Now the crowd are outraged at Idem’s speech. Nobody is disposed to recognize that they have been
converted into the beasts of burden of a consortium comprising television, political authorities and
spectacle. The spectacle has substituted for reality at all levels. Reality is now perceived as a
continuum of entertaining reflections projected onto a TV screen. And men have been brutalized
because they have voluntarily ceded their own humanity in exchange of a phantasmagorical virtual
reality created by corrupted TV station owners and political chieftains. They have been converted into
sleepwalkers as Guy Debord had predicted: “Where the real world changes into simple images, the
simple images become real beings and effective motivations of hypnotic behavior.”1
The police kick Idem out of the stadium. He takes a rest for a while at a nearby amusement park. An
indignant citizen reproaches him for today’s show. It clearly hasn’t been what his audience were
expecting of him. Not at all amusing. While on stage, Idem had yanked off his ear a kind of earring
attached obligatorily by the authorities to every ‘blood donor’, obviously for reasons of electronic
surveillance. Blood had started pouring profusely from Idem’s ear. Now, the stranger man’s son asks
him whether he is going to repeat that trick again next time. Idem responds to him: “No. Next time it’s
going to be another guy instead of me. You”! He takes his wig off his head and puts it onto the child’s
The last time Idem meets the old man from the madhouse, he will not even hear of his crazy plan: “It’s
all wrong! Television will survive. Television is the people!” Idem tells him.

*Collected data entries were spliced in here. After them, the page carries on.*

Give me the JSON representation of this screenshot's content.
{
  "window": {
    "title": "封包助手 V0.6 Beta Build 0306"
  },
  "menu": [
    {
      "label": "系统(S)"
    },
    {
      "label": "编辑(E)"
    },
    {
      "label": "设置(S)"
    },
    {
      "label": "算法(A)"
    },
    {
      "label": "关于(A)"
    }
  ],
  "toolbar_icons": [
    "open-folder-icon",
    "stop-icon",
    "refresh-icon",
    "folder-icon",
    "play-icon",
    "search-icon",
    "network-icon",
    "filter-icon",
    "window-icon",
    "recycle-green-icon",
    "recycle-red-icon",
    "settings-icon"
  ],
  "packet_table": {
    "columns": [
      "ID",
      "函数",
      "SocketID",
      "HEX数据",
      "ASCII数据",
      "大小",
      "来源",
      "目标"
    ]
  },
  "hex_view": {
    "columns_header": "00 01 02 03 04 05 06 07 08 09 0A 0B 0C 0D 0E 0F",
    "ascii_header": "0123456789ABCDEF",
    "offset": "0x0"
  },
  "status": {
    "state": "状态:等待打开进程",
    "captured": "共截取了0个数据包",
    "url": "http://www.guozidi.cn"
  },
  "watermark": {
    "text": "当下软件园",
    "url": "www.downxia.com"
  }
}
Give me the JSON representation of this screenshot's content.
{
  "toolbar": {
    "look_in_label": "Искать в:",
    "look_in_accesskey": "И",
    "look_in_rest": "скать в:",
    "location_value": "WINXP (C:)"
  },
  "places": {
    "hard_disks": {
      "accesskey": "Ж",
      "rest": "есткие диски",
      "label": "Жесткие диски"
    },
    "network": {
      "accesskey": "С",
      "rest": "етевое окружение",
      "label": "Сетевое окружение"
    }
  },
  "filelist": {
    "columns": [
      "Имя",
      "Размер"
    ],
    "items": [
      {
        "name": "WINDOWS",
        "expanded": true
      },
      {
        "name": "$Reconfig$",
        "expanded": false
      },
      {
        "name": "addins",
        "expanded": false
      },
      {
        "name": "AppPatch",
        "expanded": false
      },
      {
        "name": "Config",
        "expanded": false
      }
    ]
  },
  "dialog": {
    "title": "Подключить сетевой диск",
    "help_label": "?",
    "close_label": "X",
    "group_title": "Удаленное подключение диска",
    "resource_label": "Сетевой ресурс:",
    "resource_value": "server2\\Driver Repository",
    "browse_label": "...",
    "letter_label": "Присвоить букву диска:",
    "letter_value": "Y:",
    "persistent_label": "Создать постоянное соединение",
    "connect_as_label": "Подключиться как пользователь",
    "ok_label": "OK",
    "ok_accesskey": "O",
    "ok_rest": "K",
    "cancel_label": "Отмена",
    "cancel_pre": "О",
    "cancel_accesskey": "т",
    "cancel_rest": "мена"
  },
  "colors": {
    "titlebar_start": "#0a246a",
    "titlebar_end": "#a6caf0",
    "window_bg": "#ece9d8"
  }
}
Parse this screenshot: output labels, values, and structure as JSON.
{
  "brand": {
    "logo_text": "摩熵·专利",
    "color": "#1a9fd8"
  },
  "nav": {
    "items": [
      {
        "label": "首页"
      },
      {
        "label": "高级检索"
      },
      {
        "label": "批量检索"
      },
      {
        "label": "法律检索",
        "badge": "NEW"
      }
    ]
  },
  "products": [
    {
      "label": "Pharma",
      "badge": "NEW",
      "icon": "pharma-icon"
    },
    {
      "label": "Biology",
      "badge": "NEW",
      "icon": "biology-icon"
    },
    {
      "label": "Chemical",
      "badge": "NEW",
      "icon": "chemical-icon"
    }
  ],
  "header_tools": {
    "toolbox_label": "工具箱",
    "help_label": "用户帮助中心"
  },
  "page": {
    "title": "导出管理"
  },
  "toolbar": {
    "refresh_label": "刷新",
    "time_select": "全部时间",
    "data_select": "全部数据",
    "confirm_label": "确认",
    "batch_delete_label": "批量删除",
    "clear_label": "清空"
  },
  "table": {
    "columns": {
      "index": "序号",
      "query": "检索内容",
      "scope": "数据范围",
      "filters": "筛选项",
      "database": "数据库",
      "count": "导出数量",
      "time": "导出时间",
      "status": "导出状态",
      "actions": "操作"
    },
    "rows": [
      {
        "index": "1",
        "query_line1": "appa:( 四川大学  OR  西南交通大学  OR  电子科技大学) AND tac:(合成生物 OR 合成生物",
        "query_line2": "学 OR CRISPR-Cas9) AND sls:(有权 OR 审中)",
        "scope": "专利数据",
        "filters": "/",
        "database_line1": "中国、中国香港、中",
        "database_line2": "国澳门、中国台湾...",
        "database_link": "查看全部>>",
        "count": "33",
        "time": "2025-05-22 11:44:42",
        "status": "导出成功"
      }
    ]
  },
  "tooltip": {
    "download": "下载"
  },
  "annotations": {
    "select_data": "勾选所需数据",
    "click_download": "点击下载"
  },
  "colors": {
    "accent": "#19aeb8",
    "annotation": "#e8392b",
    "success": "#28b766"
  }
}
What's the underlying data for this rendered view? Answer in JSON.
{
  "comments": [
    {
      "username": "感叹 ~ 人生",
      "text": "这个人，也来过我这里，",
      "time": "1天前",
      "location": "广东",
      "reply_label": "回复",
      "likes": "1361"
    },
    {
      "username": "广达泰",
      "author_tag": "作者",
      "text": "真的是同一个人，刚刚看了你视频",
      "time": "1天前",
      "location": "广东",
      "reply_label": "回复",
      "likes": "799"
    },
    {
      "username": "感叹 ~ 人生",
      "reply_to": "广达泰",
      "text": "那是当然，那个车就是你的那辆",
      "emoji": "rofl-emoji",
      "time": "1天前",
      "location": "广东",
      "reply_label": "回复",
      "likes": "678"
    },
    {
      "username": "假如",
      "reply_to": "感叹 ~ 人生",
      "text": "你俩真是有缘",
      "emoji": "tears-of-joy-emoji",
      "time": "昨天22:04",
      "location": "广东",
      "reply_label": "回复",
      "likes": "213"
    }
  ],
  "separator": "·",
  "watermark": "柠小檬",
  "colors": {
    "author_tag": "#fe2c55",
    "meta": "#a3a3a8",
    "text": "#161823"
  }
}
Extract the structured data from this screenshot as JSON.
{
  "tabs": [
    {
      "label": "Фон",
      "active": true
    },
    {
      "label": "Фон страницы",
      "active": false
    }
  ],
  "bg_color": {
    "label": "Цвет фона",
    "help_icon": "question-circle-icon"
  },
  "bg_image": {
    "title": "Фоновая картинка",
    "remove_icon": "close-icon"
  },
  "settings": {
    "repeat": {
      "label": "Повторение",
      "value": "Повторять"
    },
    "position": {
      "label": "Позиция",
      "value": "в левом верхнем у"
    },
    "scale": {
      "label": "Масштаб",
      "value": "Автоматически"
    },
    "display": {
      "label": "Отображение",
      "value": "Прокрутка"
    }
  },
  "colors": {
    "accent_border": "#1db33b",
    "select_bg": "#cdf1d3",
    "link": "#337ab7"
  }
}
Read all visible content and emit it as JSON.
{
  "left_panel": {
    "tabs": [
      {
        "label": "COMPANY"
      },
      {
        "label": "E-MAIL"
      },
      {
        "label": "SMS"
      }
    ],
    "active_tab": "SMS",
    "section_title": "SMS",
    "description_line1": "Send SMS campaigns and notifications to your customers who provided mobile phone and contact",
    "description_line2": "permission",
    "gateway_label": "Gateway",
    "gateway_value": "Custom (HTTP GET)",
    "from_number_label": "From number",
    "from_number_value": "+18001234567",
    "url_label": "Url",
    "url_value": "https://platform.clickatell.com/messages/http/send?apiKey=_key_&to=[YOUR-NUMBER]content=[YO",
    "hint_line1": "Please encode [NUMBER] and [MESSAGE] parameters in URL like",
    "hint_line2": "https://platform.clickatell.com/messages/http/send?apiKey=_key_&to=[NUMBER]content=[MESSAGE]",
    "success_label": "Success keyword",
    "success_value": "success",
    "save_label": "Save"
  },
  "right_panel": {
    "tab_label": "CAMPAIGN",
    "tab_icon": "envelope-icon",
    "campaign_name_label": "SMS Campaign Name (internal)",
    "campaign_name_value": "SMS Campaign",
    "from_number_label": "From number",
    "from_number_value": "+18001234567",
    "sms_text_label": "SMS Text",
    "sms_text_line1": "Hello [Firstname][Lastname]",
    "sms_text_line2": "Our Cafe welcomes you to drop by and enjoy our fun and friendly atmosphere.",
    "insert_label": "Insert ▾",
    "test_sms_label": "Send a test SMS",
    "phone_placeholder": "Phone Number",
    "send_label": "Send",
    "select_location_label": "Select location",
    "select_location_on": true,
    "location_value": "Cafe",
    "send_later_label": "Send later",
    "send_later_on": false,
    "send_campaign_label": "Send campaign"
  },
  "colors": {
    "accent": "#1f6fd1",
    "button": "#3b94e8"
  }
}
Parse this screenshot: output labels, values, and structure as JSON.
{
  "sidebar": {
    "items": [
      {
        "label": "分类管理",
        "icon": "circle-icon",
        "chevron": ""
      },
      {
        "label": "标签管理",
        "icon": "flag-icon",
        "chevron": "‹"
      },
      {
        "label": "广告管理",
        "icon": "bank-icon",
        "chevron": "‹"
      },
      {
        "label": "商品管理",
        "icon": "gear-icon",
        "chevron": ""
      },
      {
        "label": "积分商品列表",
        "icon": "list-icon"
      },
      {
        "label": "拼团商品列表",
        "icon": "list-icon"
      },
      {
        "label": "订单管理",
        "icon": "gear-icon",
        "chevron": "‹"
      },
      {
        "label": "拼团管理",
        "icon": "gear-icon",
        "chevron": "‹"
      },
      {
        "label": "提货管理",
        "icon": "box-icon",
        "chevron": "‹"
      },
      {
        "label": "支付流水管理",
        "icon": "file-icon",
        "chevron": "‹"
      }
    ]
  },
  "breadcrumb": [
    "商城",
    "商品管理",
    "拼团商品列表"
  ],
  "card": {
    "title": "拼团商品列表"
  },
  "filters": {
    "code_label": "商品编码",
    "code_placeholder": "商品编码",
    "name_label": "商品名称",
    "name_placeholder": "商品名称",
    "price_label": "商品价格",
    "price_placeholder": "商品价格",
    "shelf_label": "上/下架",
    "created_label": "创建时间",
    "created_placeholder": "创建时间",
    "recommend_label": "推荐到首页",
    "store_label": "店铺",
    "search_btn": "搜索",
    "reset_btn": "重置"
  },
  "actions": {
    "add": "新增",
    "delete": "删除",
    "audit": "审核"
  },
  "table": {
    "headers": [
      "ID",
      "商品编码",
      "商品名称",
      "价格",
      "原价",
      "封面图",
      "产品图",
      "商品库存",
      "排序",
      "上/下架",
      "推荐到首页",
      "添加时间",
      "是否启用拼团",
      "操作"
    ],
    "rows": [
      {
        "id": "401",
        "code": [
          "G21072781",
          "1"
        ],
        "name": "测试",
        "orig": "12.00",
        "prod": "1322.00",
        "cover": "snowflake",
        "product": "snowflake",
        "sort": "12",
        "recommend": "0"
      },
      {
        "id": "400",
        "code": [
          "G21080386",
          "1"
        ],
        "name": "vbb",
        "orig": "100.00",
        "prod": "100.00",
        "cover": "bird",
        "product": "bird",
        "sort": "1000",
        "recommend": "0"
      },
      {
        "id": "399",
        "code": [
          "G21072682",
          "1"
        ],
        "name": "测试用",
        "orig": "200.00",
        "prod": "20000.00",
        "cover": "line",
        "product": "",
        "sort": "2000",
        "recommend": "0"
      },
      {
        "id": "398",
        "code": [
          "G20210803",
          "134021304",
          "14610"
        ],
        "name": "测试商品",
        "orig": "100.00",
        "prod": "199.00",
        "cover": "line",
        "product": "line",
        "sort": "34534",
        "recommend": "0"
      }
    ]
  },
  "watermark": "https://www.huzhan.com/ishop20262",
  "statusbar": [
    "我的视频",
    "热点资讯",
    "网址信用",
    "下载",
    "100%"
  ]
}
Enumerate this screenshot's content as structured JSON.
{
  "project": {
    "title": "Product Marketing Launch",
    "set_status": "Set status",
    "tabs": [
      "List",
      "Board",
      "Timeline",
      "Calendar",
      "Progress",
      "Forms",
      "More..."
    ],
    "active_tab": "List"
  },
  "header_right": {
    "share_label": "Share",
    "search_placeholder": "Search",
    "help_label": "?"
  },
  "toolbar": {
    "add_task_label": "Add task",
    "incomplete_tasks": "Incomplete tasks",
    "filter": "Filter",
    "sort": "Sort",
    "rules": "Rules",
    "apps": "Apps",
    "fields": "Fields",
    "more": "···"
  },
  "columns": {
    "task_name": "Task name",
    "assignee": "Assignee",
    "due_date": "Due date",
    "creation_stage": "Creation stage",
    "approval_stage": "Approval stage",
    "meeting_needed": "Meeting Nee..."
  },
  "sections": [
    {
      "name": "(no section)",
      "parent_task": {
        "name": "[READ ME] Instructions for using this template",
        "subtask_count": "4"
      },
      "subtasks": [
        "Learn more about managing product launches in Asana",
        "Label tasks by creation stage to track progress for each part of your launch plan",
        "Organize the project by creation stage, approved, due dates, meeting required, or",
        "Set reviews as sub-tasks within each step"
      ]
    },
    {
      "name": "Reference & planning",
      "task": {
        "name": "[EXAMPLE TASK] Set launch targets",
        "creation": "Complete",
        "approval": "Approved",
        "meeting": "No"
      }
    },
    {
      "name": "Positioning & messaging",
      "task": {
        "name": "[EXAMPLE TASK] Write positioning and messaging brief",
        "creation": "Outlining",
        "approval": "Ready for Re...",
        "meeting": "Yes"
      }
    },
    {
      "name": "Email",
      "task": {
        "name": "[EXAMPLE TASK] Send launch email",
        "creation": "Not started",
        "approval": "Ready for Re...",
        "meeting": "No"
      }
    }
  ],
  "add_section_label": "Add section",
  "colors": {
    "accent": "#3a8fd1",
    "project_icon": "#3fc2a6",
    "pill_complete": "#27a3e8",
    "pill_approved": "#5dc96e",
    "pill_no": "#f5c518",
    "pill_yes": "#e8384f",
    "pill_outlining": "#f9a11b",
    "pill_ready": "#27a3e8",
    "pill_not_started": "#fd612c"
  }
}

Szulkin reminds us that all those factors which we tend to accept fatalistically as some exogenously
given causes of our suffering are nothing more than ourselves. We are the television establishment, we
are the totalitarian regime we are stoically enduring, and finally: we are the bloodthirsty Martians who
have invaded Earth. It’s all been our own invention so that we can remorselessly withdraw into our
small private spaces and just have as much fun as we can; and it is us those who resist any change of
this peculiar self-referential dead-end we have cunningly created for ourselves. Szulkin based the script
of his movie on H. G. Wells’s novel The War of the Worlds (1898), and made out of it a bitter critique
of any form of totalitarianism, as well as of the corruptive nature of its basic propagandistic medium:
television. The movie was finished in 1981, when general Jaruzelski accessed to power and imposed a
martial law in Poland. Needless to say, it was immediately banned and was not released until 1983
when the state of emergency was lifted. After all, Szulkin’s message can be perfectly described by
what Vita Fortunati has written with regard to J. G. Ballard’s novels: “All of his tales are marked by a
horrifying admission that humanity essentially yearns for Apocalypse, that it feeds upon disaster, that it
actually pursues its own death, its total annihilation. In such a perspective, any argument for
regeneration is quite clearly impossible, not least because Ballard's characters consciously deny the
possibility. The Apocalypse is no longer feared; it is desired. It is no longer fought against; it is
embraced. It has become a goal, an ambition, a means to fulfilment.”2
Idem is finally arrested. During a brief show trial, he is sentenced to death. He is now being led by the
prison guards to the place of his execution. The firing squad get ready and after a few seconds they
open fire. An astonished Idem realizes that he is still alive. He looks around perplexed. On his right
side there is a TV set. Slowly, he stoops down and there, on the screen, he is amazed to see himself
lying down dead by the shots. After all, they never wanted him dead. Why should they? Alive, he is far
more useful to them and their sinister purposes.
1 Guy Debord, Society of the Spectacle (Bread and Circuses Publishing, Kindle Edition, 2012).
2 Fortunati, Vita. “The Metamorphosis of the Apocalyptic Myth: From Utopia to Science Fiction.” In Krishan Kumar
and Stephen Bann (eds) Utopias and the Millennium. London: Reaction Books, 1993, p. 88.